I’m writing about the disparities that harm students in Santa Rosa’s schools and the ways in which Schools Plus works to address them.

In a recent Press Democrat article, (”Close yet worlds apart,” June 1) the disparities that hamper our students were delineated in an index of “well being.” Most notably, the contrasts between the Roseland area and the Bennett Valley sector are stark.

If you’ve lived in Santa Rosa for a while, this is common knowledge. Though Sonoma County ranks near the top in terms of overall quality of life, on the well-being scale of 0 to 10, Roseland has the region’s lowest overall ranking of 2.79. By contrast, Bennett Valley scores an 8.47.

In our town, open enrollment has led to disparities, manifested by the distinct difference of student populations in our city’s east-side schools compared to those on the west side. This is most obvious in the secondary schools.

Kerry Benefield’s story (“Donations to Santa Rosa’s schools vary widely,” July 5) provides a specific look at how existing imparities impact the well being of our students by examining charitable donations made to schools in the Santa Rosa City Schools district. Benefield states: An “analysis of one year’s worth of donations made to Sonoma County’s largest school district shows, giving is not equal across the district and in almost all cases, it falls in line with established income disparities between schools.” These imbalances widen the achievement gap, pushing low-income families further behind.

To apply another perspective, a measurement known as adverse childhood experiences, studies show kids who do not have access to enrichment programs — sports, music and art — are at a higher risk for chronic illnesses, even into adulthood. They have a 20-year shorter life expectancy compared to kids who have access to enriching and robust social experiences.

School board member Laura Gonzalez declared, “the extras do add up. That could be a lot of enrichment stuff for kids who lack that.” What are the extras to which Gonzalez refers? Here’s a focused look.

We know to a certainty that kids involved in their schools’ enrichment programs do better in every area of measurement: attendance is much higher; grades improve; and the critical matter of “who am I” finds resolution: I’m a musician in the band; I’m on the tack team. To put it succinctly, school enrichment programs improve kids’ lives.
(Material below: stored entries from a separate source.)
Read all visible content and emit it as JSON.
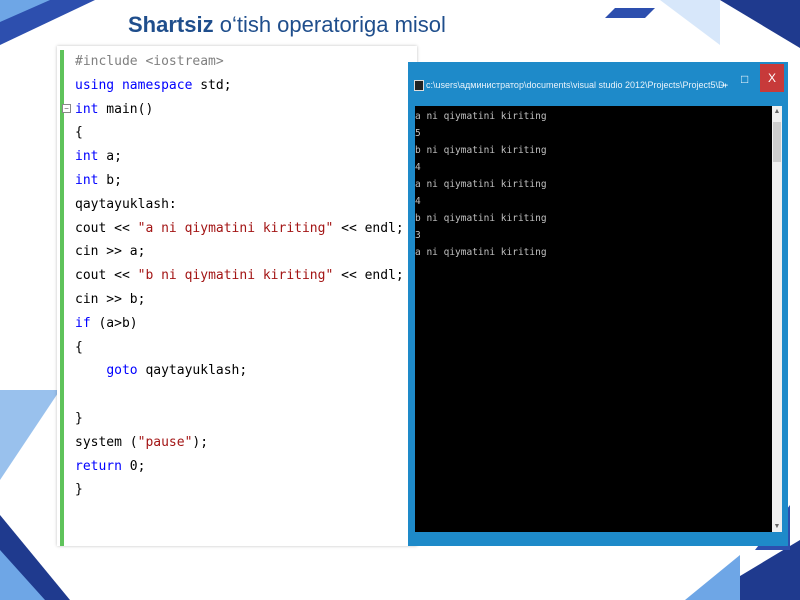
{
  "slide": {
    "title_bold": "Shartsiz",
    "title_rest": " o‘tish operatoriga misol"
  },
  "editor": {
    "lines": [
      {
        "type": "pp",
        "text": "#include <iostream>"
      },
      {
        "type": "mix",
        "parts": [
          {
            "c": "kw",
            "t": "using namespace"
          },
          {
            "c": "",
            "t": " std;"
          }
        ]
      },
      {
        "type": "mix",
        "parts": [
          {
            "c": "kw",
            "t": "int"
          },
          {
            "c": "",
            "t": " main()"
          }
        ]
      },
      {
        "type": "plain",
        "text": "{"
      },
      {
        "type": "mix",
        "parts": [
          {
            "c": "kw",
            "t": "int"
          },
          {
            "c": "",
            "t": " a;"
          }
        ]
      },
      {
        "type": "mix",
        "parts": [
          {
            "c": "kw",
            "t": "int"
          },
          {
            "c": "",
            "t": " b;"
          }
        ]
      },
      {
        "type": "plain",
        "text": "qaytayuklash:"
      },
      {
        "type": "mix",
        "parts": [
          {
            "c": "",
            "t": "cout << "
          },
          {
            "c": "st",
            "t": "\"a ni qiymatini kiriting\""
          },
          {
            "c": "",
            "t": " << endl;"
          }
        ]
      },
      {
        "type": "plain",
        "text": "cin >> a;"
      },
      {
        "type": "mix",
        "parts": [
          {
            "c": "",
            "t": "cout << "
          },
          {
            "c": "st",
            "t": "\"b ni qiymatini kiriting\""
          },
          {
            "c": "",
            "t": " << endl;"
          }
        ]
      },
      {
        "type": "plain",
        "text": "cin >> b;"
      },
      {
        "type": "mix",
        "parts": [
          {
            "c": "kw",
            "t": "if"
          },
          {
            "c": "",
            "t": " (a>b)"
          }
        ]
      },
      {
        "type": "plain",
        "text": "{"
      },
      {
        "type": "mix",
        "parts": [
          {
            "c": "",
            "t": "    "
          },
          {
            "c": "kw",
            "t": "goto"
          },
          {
            "c": "",
            "t": " qaytayuklash;"
          }
        ]
      },
      {
        "type": "plain",
        "text": ""
      },
      {
        "type": "plain",
        "text": "}"
      },
      {
        "type": "mix",
        "parts": [
          {
            "c": "",
            "t": "system ("
          },
          {
            "c": "st",
            "t": "\"pause\""
          },
          {
            "c": "",
            "t": ");"
          }
        ]
      },
      {
        "type": "mix",
        "parts": [
          {
            "c": "kw",
            "t": "return"
          },
          {
            "c": "",
            "t": " 0;"
          }
        ]
      },
      {
        "type": "plain",
        "text": "}"
      }
    ]
  },
  "console": {
    "title_path": "c:\\users\\администратор\\documents\\visual studio 2012\\Projects\\Project5\\Debu...",
    "close_label": "X",
    "minimize_label": "_",
    "maximize_label": "□",
    "output": "a ni qiymatini kiriting\n5\nb ni qiymatini kiriting\n4\na ni qiymatini kiriting\n4\nb ni qiymatini kiriting\n3\na ni qiymatini kiriting"
  }
}
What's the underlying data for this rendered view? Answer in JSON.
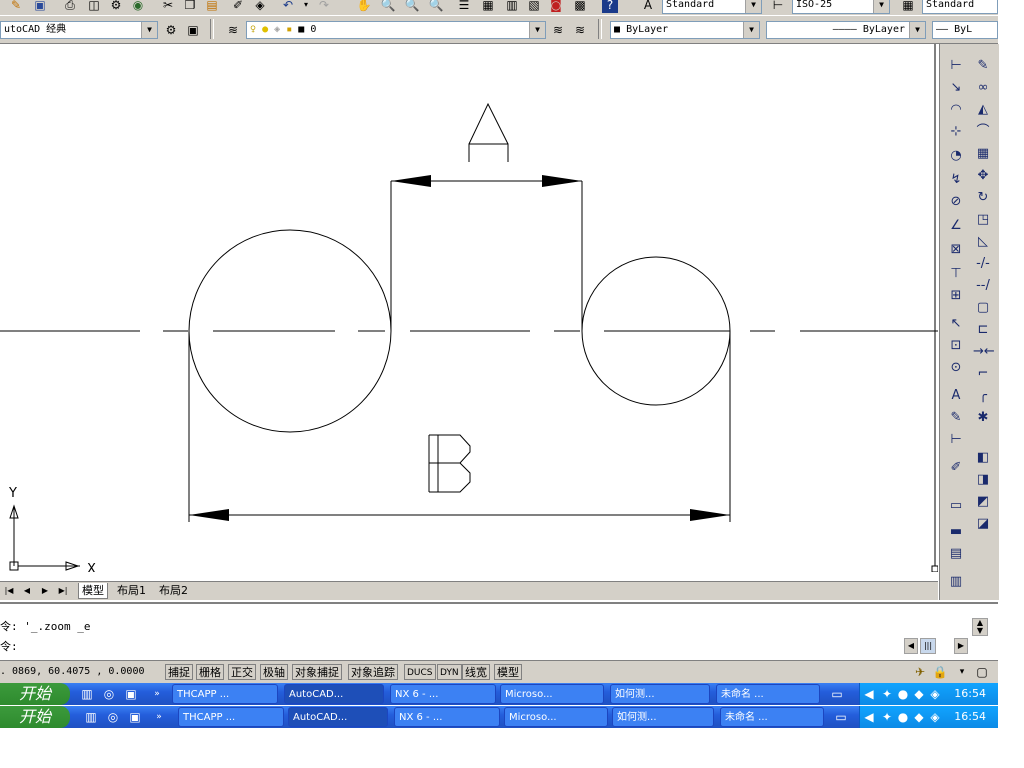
{
  "toolbar_top": {
    "text_style": "Standard",
    "dim_style": "ISO-25",
    "table_style": "Standard"
  },
  "toolbar_second": {
    "workspace": "utoCAD 经典",
    "layer": "0",
    "color": "ByLayer",
    "linetype": "ByLayer",
    "lineweight": "ByL"
  },
  "drawing": {
    "label_a": "A",
    "label_b": "B",
    "ucs_y": "Y",
    "ucs_x": "X"
  },
  "layout_tabs": [
    "模型",
    "布局1",
    "布局2"
  ],
  "command": {
    "history_line": "令: '_.zoom _e",
    "prompt_line": "令:"
  },
  "status_bar": {
    "coordinates": ". 0869, 60.4075 , 0.0000",
    "toggles": [
      "捕捉",
      "栅格",
      "正交",
      "极轴",
      "对象捕捉",
      "对象追踪",
      "DUCS",
      "DYN",
      "线宽",
      "模型"
    ]
  },
  "taskbar": {
    "start_label": "开始",
    "buttons": [
      "THCAPP ...",
      "AutoCAD...",
      "NX 6 - ...",
      "Microso...",
      "如何测...",
      "未命名 ..."
    ],
    "clock": "16:54"
  }
}
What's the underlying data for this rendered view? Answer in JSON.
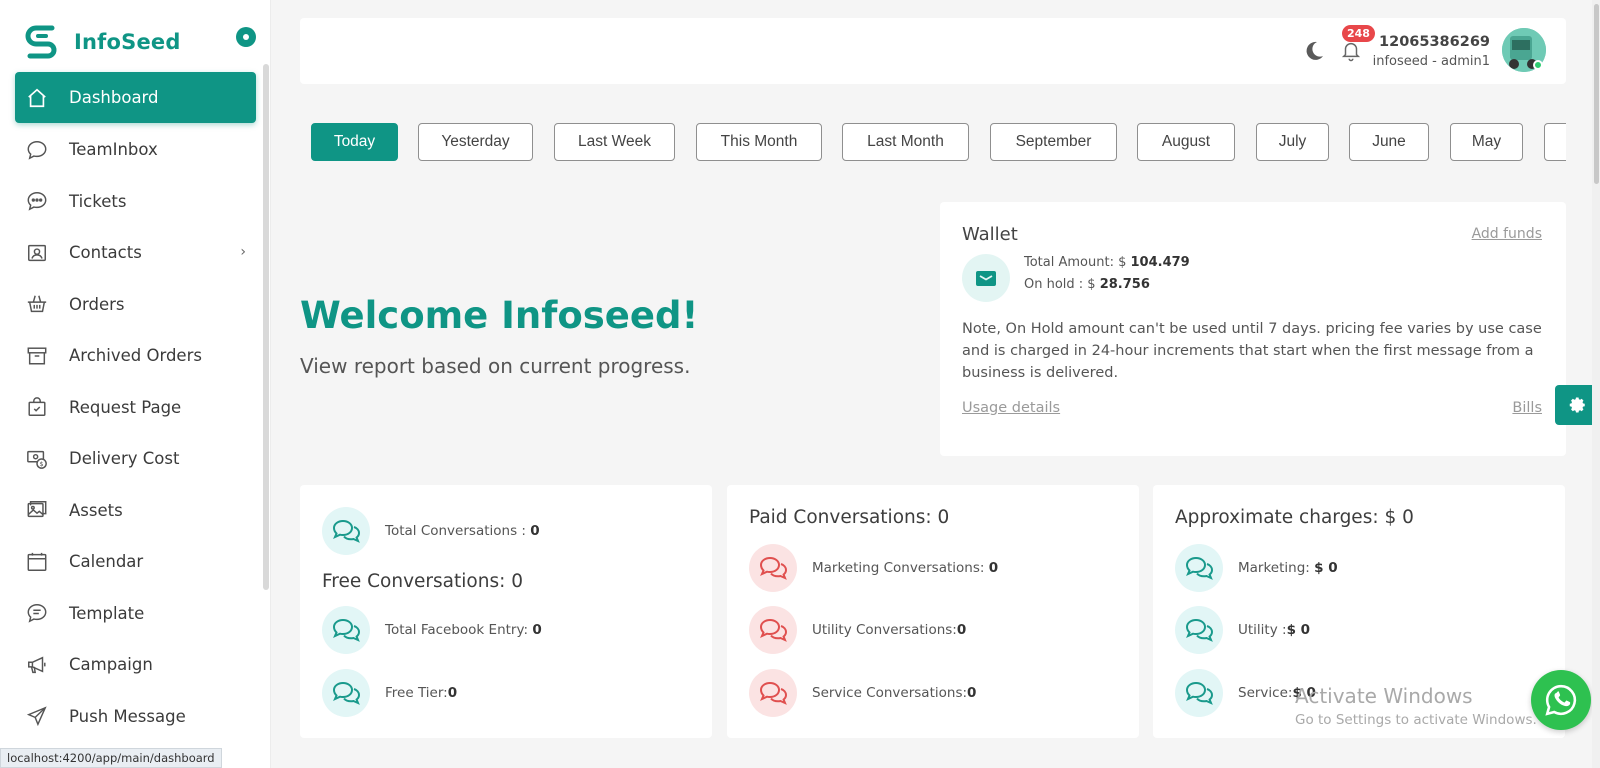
{
  "brand": {
    "name": "InfoSeed",
    "accent": "#0f9585"
  },
  "sidebar": {
    "items": [
      {
        "label": "Dashboard",
        "icon": "home-icon",
        "active": true
      },
      {
        "label": "TeamInbox",
        "icon": "chat-bubble-icon"
      },
      {
        "label": "Tickets",
        "icon": "chat-dots-icon"
      },
      {
        "label": "Contacts",
        "icon": "contact-card-icon",
        "chevron": "›"
      },
      {
        "label": "Orders",
        "icon": "basket-icon"
      },
      {
        "label": "Archived Orders",
        "icon": "archive-icon"
      },
      {
        "label": "Request Page",
        "icon": "bag-check-icon"
      },
      {
        "label": "Delivery Cost",
        "icon": "cash-icon"
      },
      {
        "label": "Assets",
        "icon": "images-icon"
      },
      {
        "label": "Calendar",
        "icon": "calendar-icon"
      },
      {
        "label": "Template",
        "icon": "chat-text-icon"
      },
      {
        "label": "Campaign",
        "icon": "megaphone-icon"
      },
      {
        "label": "Push Message",
        "icon": "send-icon"
      }
    ]
  },
  "statusbar": {
    "url": "localhost:4200/app/main/dashboard"
  },
  "header": {
    "notifications": "248",
    "user_phone": "12065386269",
    "user_role": "infoseed - admin1"
  },
  "filters": [
    "Today",
    "Yesterday",
    "Last Week",
    "This Month",
    "Last Month",
    "September",
    "August",
    "July",
    "June",
    "May"
  ],
  "welcome": {
    "title": "Welcome Infoseed!",
    "subtitle": "View report based on current progress."
  },
  "wallet": {
    "title": "Wallet",
    "add_funds": "Add funds",
    "total_label": "Total Amount: $ ",
    "total_value": "104.479",
    "hold_label": "On hold : $ ",
    "hold_value": "28.756",
    "note": "Note, On Hold amount can't be used until 7 days. pricing fee varies by use case and is charged in 24-hour increments that start when the first message from a business is delivered.",
    "usage_details": "Usage details",
    "bills": "Bills"
  },
  "cards": {
    "total": {
      "label": "Total Conversations : ",
      "value": "0"
    },
    "free": {
      "title": "Free Conversations: 0",
      "facebook_label": "Total Facebook Entry: ",
      "facebook_value": "0",
      "tier_label": "Free Tier:",
      "tier_value": "0"
    },
    "paid": {
      "title": "Paid Conversations: 0",
      "marketing_label": "Marketing Conversations: ",
      "marketing_value": "0",
      "utility_label": "Utility Conversations:",
      "utility_value": "0",
      "service_label": "Service Conversations:",
      "service_value": "0"
    },
    "charges": {
      "title": "Approximate charges: $ 0",
      "marketing_label": "Marketing: ",
      "marketing_value": "$ 0",
      "utility_label": "Utility :",
      "utility_value": "$ 0",
      "service_label": "Service:",
      "service_value": "$ 0"
    }
  },
  "watermark": {
    "line1": "Activate Windows",
    "line2": "Go to Settings to activate Windows."
  }
}
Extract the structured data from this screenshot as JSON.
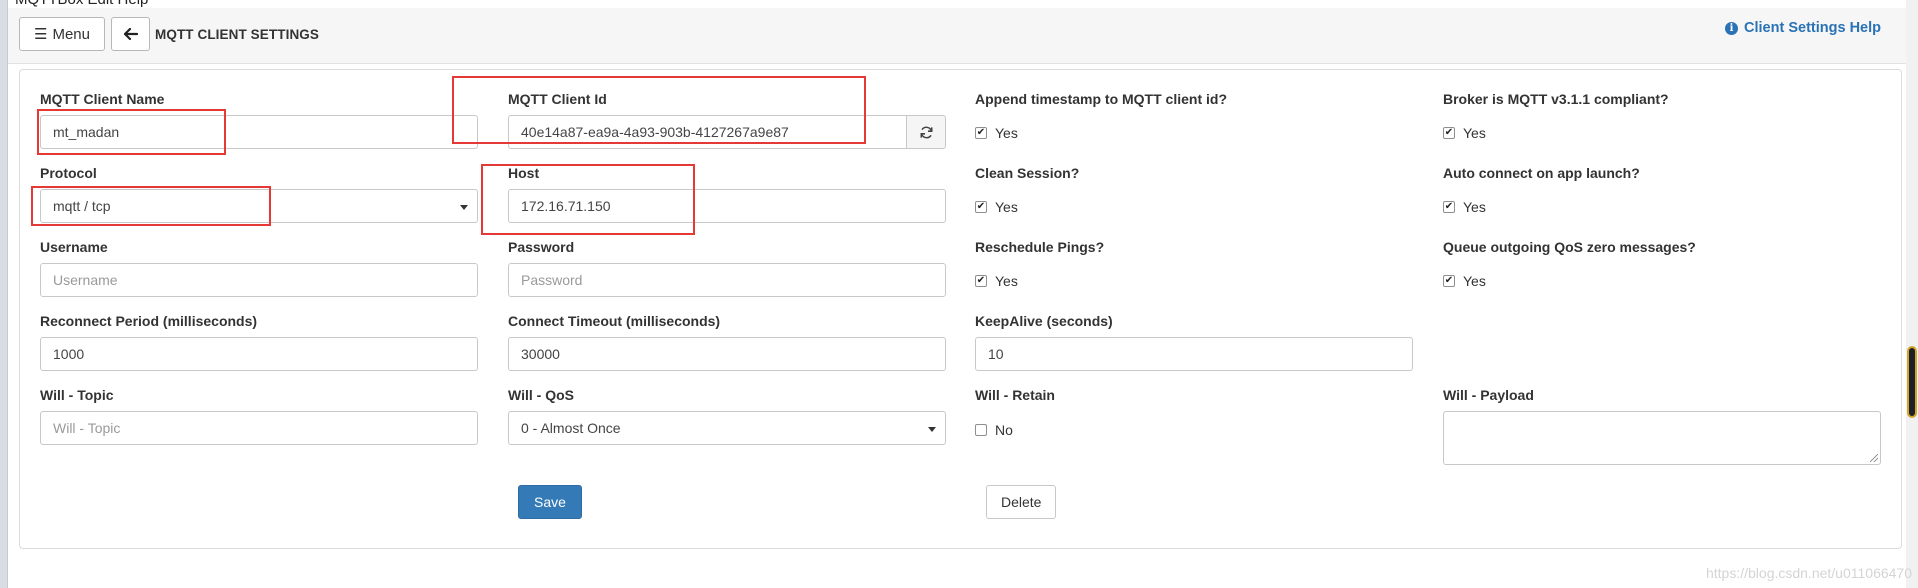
{
  "app": {
    "menubar_text": "MQTTBox  Edit  Help"
  },
  "header": {
    "menu_label": "Menu",
    "title": "MQTT CLIENT SETTINGS",
    "help_label": "Client Settings Help"
  },
  "form": {
    "client_name": {
      "label": "MQTT Client Name",
      "value": "mt_madan"
    },
    "client_id": {
      "label": "MQTT Client Id",
      "value": "40e14a87-ea9a-4a93-903b-4127267a9e87"
    },
    "append_timestamp": {
      "label": "Append timestamp to MQTT client id?",
      "option": "Yes",
      "checked": true
    },
    "mqtt311": {
      "label": "Broker is MQTT v3.1.1 compliant?",
      "option": "Yes",
      "checked": true
    },
    "protocol": {
      "label": "Protocol",
      "value": "mqtt / tcp"
    },
    "host": {
      "label": "Host",
      "value": "172.16.71.150"
    },
    "clean_session": {
      "label": "Clean Session?",
      "option": "Yes",
      "checked": true
    },
    "auto_connect": {
      "label": "Auto connect on app launch?",
      "option": "Yes",
      "checked": true
    },
    "username": {
      "label": "Username",
      "placeholder": "Username"
    },
    "password": {
      "label": "Password",
      "placeholder": "Password"
    },
    "reschedule_pings": {
      "label": "Reschedule Pings?",
      "option": "Yes",
      "checked": true
    },
    "queue_qos0": {
      "label": "Queue outgoing QoS zero messages?",
      "option": "Yes",
      "checked": true
    },
    "reconnect_period": {
      "label": "Reconnect Period (milliseconds)",
      "value": "1000"
    },
    "connect_timeout": {
      "label": "Connect Timeout (milliseconds)",
      "value": "30000"
    },
    "keepalive": {
      "label": "KeepAlive (seconds)",
      "value": "10"
    },
    "will_topic": {
      "label": "Will - Topic",
      "placeholder": "Will - Topic"
    },
    "will_qos": {
      "label": "Will - QoS",
      "value": "0 - Almost Once"
    },
    "will_retain": {
      "label": "Will - Retain",
      "option": "No",
      "checked": false
    },
    "will_payload": {
      "label": "Will - Payload",
      "value": ""
    },
    "save_label": "Save",
    "delete_label": "Delete"
  },
  "watermark": "https://blog.csdn.net/u011066470",
  "colors": {
    "primary": "#337ab7",
    "link": "#2a72b5",
    "annotation_red": "#e53935"
  }
}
For instance, track and field meets at our middle schools produce turnouts of literally hundreds of kids. If you are a parent or grandparent attending a meet between Rincon Valley Middle School and Slater Middle School, you are treated to a wonderful spectacle of upwards of 250 student-athletes participating in a healthy, team-building event. But this past spring, one of our west side middle schools did not field a track team. It’s legitimate to speculate that a great number of kids on the west side were denied yet another opportunity available to students in other areas of our town.

Schools Plus aims to fund school enrichment programs in Santa Rosa and has, over the course of 24 years, made sure music, art and sports programs stay in our secondary schools. In other words, Schools Plus is committed to rectifying student enrichment disparities. This past spring, Schools Plus allocated $189,500 to Santa Rosa’s public secondary schools. We have not missed an allocation in 24 years.